Dans les transports urbains, le passage d’un monde centré sur l’automobile à un monde centré sur les smartphones ne constitue que la face visible de l’iceberg car le matériel n’est plus au centre de nos modes de vie. Le monde dans lequel nous basculons est centré sur le logiciel. Le chauffeur de VTC, le cadre urbain sans voiture et l’ouvrier hyper-mobile ne sont que quelques exemples, à côté de nombreux autres tels que marchand sur eBay ou Etsy2, bloggeur, musicien indépendant et spécialiste SEO. Chaque fois que le logiciel permet un nouveau mode de vie, on voit apparaître une nouvelle série de valeurs vécues et la société en devient à chaque fois plus irrévérencieuse. Certaines valeurs, telles que la prédilection de la location sur la possession, sont communes à plusieurs modes de vie émergents et menacent des pastorales telles que « le rêve américain », dans laquelle la propriété de la résidence principale est une valeur centrale. D’autres valeurs, parmi lesquelles les préférences alimentaires, s’individualisent de plus en plus et mettent en doute l’idée même d’une pastorale de « pyramide alimentaire officielle » unique s’imposant à tous.
Au cours de l’Histoire, des changements aussi importants ont déclenché des réactions en chaîne qui se sont propagées jusqu’à toucher la dynamique politique au niveau mondial.
Que les idéologies marginales finissent par s’imposer ou pas3, leur échelle de valeur et leur sens des priorités, eux, s’imposent inéluctablement, tirés par des modes de vie émergents et des valeurs vécues.
Ces considérations n’ont rien de nouveau pour la communauté des historiens des technologies et ont déjà donné lieu à des débats sans fin pour savoir si ce sont les valeurs sociales qui induisent les changements technologiques (ce qu’on appelle le déterminisme social) ou si, au contraire, le progrès technique change les valeurs sociales (ce qu’on appelle le déterminisme technologique). En pratique, le fait que les gens changent et bouleversent l’idéal des « valeurs humaines » en place rend la question sans objet. Les nouvelles valeurs vécues et les nouvelles technologies se répandent simultanément dans la société sous la forme de nouveaux modes de vie. Les anciens modes de vies ne disparaissent pas forcément : autour du globe on trouve encore des forgerons et des paysans jeffersoniens ; cependant, leur importance sociale, ne fait que diminuer. C’est pourquoi des technologies dépassées coexistent aux côtés des nouvelles technologies. De même, de plus en plus de systèmes de valeurs coexistent également.
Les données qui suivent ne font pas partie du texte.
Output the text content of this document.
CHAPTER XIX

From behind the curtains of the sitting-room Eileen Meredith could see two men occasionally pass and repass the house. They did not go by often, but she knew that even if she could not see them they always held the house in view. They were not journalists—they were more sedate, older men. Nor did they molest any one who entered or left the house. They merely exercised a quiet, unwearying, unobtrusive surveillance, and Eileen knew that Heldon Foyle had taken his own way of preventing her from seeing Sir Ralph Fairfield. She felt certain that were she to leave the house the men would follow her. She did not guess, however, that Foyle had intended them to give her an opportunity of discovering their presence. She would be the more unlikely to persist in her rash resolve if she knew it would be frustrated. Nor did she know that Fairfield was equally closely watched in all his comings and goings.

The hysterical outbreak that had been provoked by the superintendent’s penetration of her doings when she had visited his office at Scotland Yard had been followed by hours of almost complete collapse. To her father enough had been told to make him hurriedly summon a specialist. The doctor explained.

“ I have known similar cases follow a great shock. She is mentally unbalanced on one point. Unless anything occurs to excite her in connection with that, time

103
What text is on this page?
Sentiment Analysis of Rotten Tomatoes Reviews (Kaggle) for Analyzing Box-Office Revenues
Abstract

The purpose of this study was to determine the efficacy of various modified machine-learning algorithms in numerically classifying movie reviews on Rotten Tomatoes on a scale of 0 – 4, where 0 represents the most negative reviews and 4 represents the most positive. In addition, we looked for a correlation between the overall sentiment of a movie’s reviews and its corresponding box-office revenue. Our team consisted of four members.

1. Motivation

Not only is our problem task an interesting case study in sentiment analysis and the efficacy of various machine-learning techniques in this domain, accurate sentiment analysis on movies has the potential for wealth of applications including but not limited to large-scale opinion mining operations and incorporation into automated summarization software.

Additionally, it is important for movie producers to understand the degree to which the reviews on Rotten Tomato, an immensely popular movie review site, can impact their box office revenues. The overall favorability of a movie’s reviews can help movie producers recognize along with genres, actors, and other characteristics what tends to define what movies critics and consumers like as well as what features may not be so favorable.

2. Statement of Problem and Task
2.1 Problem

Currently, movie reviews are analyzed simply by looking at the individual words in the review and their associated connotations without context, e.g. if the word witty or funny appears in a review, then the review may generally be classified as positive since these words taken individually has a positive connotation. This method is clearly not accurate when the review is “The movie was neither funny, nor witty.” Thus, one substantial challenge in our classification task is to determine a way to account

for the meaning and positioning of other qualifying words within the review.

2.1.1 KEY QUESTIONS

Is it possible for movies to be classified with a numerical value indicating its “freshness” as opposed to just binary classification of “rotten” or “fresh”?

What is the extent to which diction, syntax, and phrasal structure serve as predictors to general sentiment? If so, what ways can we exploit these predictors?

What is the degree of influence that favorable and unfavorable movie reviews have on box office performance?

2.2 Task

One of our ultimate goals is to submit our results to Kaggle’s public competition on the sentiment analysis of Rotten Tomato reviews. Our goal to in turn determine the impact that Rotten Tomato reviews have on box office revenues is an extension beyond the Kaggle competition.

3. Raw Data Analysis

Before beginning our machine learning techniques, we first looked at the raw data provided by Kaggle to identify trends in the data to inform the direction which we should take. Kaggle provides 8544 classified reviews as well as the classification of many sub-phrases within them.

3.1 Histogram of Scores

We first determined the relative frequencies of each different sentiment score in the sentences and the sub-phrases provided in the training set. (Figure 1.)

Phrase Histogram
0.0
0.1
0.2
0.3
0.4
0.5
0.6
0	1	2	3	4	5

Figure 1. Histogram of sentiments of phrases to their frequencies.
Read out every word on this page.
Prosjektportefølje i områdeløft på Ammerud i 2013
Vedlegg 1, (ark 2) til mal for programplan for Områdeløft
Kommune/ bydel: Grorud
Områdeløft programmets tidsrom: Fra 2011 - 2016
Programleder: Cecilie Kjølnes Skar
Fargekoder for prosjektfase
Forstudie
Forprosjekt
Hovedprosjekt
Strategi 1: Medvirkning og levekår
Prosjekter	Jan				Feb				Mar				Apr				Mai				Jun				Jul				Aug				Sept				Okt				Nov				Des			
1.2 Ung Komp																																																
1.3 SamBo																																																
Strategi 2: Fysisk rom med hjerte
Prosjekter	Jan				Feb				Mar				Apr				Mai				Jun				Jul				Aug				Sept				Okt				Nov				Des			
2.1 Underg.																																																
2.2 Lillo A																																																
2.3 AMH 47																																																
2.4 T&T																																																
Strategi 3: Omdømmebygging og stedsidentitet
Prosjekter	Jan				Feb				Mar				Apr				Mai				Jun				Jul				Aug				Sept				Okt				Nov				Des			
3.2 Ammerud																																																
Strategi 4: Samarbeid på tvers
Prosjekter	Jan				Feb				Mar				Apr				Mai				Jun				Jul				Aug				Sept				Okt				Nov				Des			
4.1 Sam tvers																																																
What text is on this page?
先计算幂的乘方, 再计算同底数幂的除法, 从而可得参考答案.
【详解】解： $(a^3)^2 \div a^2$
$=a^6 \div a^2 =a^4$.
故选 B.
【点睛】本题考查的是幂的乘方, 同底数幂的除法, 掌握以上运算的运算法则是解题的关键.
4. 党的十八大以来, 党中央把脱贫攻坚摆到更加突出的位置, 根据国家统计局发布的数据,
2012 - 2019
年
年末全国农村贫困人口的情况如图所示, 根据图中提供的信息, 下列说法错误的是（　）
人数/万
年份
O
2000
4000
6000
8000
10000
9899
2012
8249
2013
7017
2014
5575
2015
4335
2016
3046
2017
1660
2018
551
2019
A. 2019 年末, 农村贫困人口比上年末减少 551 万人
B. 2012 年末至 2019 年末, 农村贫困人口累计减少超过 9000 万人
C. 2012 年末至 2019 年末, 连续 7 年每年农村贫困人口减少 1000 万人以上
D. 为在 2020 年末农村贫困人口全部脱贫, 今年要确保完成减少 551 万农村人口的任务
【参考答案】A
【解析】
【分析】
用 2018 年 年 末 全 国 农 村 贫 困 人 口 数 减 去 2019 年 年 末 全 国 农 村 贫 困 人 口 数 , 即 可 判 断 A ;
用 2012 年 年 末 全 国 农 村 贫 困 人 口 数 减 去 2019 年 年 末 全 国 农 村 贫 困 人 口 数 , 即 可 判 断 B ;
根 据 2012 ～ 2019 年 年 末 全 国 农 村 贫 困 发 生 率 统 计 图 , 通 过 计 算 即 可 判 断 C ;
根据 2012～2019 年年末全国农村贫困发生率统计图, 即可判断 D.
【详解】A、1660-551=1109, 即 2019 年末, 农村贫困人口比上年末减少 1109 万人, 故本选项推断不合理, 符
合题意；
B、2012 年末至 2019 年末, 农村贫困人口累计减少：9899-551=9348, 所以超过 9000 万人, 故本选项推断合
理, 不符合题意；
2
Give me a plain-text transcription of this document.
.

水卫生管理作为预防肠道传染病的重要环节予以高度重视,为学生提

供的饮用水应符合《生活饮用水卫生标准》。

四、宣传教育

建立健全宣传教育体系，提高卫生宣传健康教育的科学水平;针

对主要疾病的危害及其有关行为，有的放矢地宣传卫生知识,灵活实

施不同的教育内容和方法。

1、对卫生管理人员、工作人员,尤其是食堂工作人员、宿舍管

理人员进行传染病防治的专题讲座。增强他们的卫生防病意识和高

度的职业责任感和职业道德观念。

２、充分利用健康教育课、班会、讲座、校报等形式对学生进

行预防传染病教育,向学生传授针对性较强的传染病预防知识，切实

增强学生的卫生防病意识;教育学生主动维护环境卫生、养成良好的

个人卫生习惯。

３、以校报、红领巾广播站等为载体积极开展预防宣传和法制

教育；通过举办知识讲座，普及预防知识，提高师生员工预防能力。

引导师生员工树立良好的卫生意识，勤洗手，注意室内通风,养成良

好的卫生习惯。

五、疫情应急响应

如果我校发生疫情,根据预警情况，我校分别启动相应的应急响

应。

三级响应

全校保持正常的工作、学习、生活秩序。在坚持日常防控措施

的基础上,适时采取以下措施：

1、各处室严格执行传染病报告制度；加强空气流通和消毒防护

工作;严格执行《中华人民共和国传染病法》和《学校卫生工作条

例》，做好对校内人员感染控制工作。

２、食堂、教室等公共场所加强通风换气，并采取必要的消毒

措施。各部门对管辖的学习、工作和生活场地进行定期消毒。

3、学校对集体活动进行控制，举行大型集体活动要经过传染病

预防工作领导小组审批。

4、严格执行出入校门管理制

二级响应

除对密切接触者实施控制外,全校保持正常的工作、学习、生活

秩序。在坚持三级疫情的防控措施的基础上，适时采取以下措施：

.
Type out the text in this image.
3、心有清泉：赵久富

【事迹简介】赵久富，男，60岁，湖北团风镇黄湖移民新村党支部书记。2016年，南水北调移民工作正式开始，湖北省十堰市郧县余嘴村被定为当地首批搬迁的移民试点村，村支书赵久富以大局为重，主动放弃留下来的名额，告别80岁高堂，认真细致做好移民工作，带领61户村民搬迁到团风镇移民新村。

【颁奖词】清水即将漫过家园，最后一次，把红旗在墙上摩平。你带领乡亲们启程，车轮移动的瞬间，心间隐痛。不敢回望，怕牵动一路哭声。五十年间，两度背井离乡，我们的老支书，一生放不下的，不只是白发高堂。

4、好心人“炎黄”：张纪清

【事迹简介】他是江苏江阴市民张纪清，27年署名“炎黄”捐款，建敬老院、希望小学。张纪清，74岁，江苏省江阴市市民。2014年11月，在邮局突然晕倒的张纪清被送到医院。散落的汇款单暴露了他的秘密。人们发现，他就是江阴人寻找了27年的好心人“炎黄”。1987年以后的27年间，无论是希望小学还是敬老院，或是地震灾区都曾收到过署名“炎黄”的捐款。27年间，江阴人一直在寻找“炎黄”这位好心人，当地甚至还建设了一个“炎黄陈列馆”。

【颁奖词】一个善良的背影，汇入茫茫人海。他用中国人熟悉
En d’autres termes, le pluralisme humain finit par se développer pour profiter de tout le potentiel des technologies disponibles4.
C’est ce que nous appelons le principe du pluralisme créateur. Le pluralisme créateur est ce qui permet au cercle vertueux du surplus du consommateur et des externalités positives d’entrer en action. L’éphéméralisation – la capacité de faire de plus en plus avec de moins en moins – crée de la place et laisse coexister plusieurs modes de vie et de nombreuses valeurs individuelles, sans restreindre l’avenir à une seule direction prédéterminée.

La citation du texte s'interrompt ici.